ゴールデンウィークあたりから、新幹線によく乗るようになった。
4月になり、飛行機の運賃が上がった。上がったというより、かなり上がったという印象である。正直なところ、以前ほど気軽に「飛行機で行こう」とは思えなくなってきた。
もちろん飛行機にはマイルが付く。乗れば少しは戻ってくる。しかし、今の世の中、物価高、燃料費高騰、人件費上昇、そしてどこへ行くにも値上げである。マイルをもらって嬉しい気持ちはあるが、それ以上に航空券そのものの高さが気になるようになった。
昔なら、「飛行機は速いし、マイルも貯まるし、少し得をした気分」であった。ところが今は、「そのマイル、本当に得なのか」と一度立ち止まって考える時代になっている。ポイント還元よりも、そもそもの支払いを減らす方が大事ではないかと思うようになった。
飛行機に乗っている時間は確かに短い。しかし、空港までの移動、搭乗手続き、保安検査、待ち時間、到着後の移動まで考えると、飛行機と新幹線のどちらが本当に便利で得なのか、わからなくなってくる。
今後は、航空券そのものが新幹線より安く買えるかどうかを、一つの判断材料にした方がよいように思える。マイルはもらえれば嬉しい。しかし、以前のような「乗れば乗るほど得をする」という感覚は薄れてきた。

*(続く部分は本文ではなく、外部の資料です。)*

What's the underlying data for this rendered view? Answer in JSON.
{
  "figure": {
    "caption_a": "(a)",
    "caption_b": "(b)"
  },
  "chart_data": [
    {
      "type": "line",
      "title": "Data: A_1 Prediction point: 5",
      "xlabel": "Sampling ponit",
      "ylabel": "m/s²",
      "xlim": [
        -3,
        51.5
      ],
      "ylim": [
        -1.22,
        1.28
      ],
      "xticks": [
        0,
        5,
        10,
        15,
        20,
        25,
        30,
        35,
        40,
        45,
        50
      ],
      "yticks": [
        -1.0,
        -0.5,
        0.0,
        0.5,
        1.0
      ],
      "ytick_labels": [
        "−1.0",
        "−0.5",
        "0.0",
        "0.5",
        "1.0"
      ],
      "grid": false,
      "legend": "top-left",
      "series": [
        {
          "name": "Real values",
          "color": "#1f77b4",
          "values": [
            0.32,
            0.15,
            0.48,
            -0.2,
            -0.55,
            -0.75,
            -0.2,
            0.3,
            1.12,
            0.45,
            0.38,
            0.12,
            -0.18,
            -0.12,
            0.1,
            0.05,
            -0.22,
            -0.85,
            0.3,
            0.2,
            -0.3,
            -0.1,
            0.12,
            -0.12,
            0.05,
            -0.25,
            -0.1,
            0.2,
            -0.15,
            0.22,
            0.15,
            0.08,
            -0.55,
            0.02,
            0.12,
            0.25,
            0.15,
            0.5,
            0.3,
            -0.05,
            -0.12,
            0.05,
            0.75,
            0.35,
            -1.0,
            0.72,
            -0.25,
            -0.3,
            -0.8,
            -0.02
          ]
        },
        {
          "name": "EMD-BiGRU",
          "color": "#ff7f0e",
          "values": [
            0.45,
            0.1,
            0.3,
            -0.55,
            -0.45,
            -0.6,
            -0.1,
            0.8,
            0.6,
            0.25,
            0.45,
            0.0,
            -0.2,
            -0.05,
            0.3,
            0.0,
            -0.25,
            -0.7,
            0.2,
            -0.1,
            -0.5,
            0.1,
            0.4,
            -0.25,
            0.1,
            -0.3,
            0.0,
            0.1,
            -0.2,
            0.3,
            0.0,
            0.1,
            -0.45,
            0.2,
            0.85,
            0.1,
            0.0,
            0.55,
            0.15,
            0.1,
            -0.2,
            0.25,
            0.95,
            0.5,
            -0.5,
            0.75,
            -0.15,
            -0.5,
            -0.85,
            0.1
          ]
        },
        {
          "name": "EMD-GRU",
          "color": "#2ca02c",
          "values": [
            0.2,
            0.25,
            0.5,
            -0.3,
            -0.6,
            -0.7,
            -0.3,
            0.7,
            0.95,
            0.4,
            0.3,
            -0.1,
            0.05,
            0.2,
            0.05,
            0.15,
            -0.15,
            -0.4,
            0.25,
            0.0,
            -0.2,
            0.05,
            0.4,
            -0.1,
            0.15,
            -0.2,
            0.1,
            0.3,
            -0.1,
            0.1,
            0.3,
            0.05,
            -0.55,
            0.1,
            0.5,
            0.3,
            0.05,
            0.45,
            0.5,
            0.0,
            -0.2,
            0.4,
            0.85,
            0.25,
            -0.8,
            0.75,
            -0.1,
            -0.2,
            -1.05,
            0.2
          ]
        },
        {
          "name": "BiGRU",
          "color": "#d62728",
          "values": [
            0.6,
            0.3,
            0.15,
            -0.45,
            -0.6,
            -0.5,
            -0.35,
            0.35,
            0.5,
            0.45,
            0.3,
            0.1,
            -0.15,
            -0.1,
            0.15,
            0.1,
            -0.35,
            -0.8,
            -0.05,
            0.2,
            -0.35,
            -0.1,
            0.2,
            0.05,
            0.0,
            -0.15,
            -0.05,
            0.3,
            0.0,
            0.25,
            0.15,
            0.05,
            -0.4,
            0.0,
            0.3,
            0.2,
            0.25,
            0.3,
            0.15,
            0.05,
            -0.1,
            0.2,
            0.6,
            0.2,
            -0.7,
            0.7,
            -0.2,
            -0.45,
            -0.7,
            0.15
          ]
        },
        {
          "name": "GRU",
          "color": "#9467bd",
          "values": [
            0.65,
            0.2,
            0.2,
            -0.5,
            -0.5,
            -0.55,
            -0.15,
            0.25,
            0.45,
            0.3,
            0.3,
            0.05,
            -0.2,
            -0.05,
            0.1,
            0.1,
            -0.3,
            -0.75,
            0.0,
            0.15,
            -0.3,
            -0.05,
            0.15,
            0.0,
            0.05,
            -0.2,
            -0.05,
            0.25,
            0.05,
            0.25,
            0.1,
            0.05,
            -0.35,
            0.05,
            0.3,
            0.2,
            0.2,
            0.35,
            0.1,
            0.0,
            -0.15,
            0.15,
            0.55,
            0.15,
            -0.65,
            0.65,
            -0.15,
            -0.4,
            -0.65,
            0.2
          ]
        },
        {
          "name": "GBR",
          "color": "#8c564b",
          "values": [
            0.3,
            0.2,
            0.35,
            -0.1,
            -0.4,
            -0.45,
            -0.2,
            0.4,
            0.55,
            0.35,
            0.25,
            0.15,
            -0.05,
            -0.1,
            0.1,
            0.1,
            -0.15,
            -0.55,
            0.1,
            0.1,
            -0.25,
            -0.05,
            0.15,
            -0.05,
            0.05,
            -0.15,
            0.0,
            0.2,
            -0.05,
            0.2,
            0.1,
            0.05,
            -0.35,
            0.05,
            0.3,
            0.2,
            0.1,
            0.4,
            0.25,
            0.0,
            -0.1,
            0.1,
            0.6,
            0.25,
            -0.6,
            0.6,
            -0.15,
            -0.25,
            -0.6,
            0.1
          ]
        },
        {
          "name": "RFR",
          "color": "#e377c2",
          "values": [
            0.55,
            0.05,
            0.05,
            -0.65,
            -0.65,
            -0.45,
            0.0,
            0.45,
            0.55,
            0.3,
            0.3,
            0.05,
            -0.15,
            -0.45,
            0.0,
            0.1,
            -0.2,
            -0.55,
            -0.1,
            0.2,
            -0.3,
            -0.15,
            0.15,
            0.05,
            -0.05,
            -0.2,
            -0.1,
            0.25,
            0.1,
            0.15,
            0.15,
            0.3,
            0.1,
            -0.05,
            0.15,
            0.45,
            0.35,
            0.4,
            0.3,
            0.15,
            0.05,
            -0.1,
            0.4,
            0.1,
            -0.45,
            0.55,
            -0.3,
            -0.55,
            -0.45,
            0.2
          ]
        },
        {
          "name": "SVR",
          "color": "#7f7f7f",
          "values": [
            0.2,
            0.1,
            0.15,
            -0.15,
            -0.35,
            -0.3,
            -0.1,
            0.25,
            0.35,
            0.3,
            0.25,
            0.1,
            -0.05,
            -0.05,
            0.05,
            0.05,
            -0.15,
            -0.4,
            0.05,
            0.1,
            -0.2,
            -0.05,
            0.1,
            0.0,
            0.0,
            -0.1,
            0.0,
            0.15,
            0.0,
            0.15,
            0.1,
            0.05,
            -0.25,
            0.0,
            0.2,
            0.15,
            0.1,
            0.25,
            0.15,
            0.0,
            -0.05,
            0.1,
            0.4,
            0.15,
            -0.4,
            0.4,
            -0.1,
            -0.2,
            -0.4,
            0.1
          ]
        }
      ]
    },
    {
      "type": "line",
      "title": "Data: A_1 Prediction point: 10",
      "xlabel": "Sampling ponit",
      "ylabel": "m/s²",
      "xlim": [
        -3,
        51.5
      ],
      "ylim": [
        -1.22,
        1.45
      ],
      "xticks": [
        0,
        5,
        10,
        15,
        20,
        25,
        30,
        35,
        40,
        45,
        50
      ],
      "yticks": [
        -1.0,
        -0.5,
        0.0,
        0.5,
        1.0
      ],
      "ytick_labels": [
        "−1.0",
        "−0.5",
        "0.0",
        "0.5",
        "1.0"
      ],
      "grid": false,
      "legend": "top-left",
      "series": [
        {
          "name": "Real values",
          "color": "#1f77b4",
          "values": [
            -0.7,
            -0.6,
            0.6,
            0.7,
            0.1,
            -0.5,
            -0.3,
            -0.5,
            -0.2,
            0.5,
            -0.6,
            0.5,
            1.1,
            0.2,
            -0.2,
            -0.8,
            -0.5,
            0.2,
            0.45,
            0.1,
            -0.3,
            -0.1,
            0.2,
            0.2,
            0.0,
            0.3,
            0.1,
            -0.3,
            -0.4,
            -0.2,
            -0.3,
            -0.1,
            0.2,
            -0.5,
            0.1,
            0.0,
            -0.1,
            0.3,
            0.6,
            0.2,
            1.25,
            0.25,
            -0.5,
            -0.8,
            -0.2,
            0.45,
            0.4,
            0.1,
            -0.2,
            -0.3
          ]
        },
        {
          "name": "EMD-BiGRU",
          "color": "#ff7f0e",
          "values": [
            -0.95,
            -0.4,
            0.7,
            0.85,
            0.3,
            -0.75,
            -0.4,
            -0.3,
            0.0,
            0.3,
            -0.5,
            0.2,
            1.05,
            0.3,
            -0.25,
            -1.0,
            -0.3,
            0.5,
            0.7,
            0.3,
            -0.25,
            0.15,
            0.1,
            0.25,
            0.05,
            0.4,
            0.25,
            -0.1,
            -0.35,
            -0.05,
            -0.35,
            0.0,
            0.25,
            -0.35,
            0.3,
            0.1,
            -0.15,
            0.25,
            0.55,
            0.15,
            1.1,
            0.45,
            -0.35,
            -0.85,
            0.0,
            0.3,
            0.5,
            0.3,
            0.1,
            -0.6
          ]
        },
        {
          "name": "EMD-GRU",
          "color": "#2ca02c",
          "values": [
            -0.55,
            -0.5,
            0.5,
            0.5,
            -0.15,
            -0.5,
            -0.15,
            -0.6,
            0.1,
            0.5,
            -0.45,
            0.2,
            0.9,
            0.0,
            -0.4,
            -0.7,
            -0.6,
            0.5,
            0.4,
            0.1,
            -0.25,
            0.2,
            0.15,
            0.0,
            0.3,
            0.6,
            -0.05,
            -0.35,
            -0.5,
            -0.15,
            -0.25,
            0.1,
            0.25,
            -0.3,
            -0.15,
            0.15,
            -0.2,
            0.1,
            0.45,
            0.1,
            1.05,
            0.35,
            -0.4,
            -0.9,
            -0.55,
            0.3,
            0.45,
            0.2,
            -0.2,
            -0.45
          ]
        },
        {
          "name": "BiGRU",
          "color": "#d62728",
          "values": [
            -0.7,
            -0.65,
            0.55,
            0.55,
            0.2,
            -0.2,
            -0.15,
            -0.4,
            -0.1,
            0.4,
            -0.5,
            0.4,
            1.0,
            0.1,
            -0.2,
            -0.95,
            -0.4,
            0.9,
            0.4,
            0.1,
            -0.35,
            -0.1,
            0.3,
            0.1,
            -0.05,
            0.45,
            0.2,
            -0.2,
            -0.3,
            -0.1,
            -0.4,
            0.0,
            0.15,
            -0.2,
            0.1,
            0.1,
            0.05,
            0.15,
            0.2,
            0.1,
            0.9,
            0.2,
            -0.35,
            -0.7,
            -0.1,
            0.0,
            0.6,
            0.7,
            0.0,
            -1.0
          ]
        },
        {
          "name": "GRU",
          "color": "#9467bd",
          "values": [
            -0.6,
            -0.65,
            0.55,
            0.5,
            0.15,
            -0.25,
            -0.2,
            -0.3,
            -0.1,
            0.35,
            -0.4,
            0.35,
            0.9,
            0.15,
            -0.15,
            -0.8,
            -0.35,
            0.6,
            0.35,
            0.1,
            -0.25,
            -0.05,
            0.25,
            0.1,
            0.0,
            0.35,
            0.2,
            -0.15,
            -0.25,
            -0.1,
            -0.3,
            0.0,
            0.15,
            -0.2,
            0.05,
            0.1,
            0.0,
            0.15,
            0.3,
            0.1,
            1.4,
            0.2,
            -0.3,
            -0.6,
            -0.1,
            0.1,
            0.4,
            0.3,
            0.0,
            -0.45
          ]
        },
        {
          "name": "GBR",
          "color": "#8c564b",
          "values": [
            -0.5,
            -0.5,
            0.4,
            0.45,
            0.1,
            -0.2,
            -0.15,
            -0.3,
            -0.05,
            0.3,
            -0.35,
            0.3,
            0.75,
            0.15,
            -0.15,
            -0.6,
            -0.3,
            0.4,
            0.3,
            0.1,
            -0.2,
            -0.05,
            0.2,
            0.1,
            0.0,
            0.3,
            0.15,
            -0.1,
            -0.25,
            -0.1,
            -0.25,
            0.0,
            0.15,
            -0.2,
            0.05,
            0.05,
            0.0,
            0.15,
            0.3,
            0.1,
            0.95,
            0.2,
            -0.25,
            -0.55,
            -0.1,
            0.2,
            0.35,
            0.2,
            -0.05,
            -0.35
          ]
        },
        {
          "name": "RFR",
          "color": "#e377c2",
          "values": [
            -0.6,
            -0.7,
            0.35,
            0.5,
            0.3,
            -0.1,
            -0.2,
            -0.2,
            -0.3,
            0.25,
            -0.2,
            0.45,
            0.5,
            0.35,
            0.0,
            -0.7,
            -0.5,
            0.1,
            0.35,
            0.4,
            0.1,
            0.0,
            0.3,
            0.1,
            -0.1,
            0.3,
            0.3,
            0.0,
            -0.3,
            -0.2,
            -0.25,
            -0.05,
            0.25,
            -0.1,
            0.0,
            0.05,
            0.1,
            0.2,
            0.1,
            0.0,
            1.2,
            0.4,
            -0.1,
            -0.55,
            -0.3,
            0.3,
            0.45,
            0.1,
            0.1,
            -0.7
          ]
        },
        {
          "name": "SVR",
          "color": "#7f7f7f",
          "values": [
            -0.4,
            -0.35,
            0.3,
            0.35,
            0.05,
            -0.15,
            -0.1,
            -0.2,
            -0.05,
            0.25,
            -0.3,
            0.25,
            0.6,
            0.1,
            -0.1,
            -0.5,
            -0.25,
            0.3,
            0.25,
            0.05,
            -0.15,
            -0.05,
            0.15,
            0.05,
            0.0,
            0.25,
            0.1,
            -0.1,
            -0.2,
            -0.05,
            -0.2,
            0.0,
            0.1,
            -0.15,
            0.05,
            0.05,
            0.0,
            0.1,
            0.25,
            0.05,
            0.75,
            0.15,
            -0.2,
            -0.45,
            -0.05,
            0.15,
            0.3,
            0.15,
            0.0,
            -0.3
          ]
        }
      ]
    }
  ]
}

ただし、東京行きや大阪行きなどの飛行機は、早めに予約すれば比較的安価に購入できることもある。一方で、離島間や地方間の飛行機はやけに高い。ここに、地方で暮らす者の悩ましさがある。

都会では「タイパ」、つまりタイムパフォーマンスという言葉がよく使われている。時間をどう効率よく使うかという考え方である。しかし、離島に住んでいると、タイパだけではなく「移動パ」、つまり移動にかかる費用と労力のパフォーマンスまで考えなくてはいけない。
1回の移動で、できるだけ多くの用事を済ませて戻ってくる。病院、買い物、会議、家族の用事、必要な手続き。あれもこれも一度に済ませる。そうしないと、移動費だけで体力も財布も削られてしまう。
今の時代、移動は単なる移動ではない。作戦である。
飛行機にするのか、新幹線にするのか。
早割を使うのか、マイルを使うのか。
何件の用事をまとめるのか。
これからは、移動にも経営感覚が必要な時代になったのかもしれない。財布と時間と体力を見ながら、最もよい一手を考える。そんなことを、新幹線の座席に座りながら考えていたのである。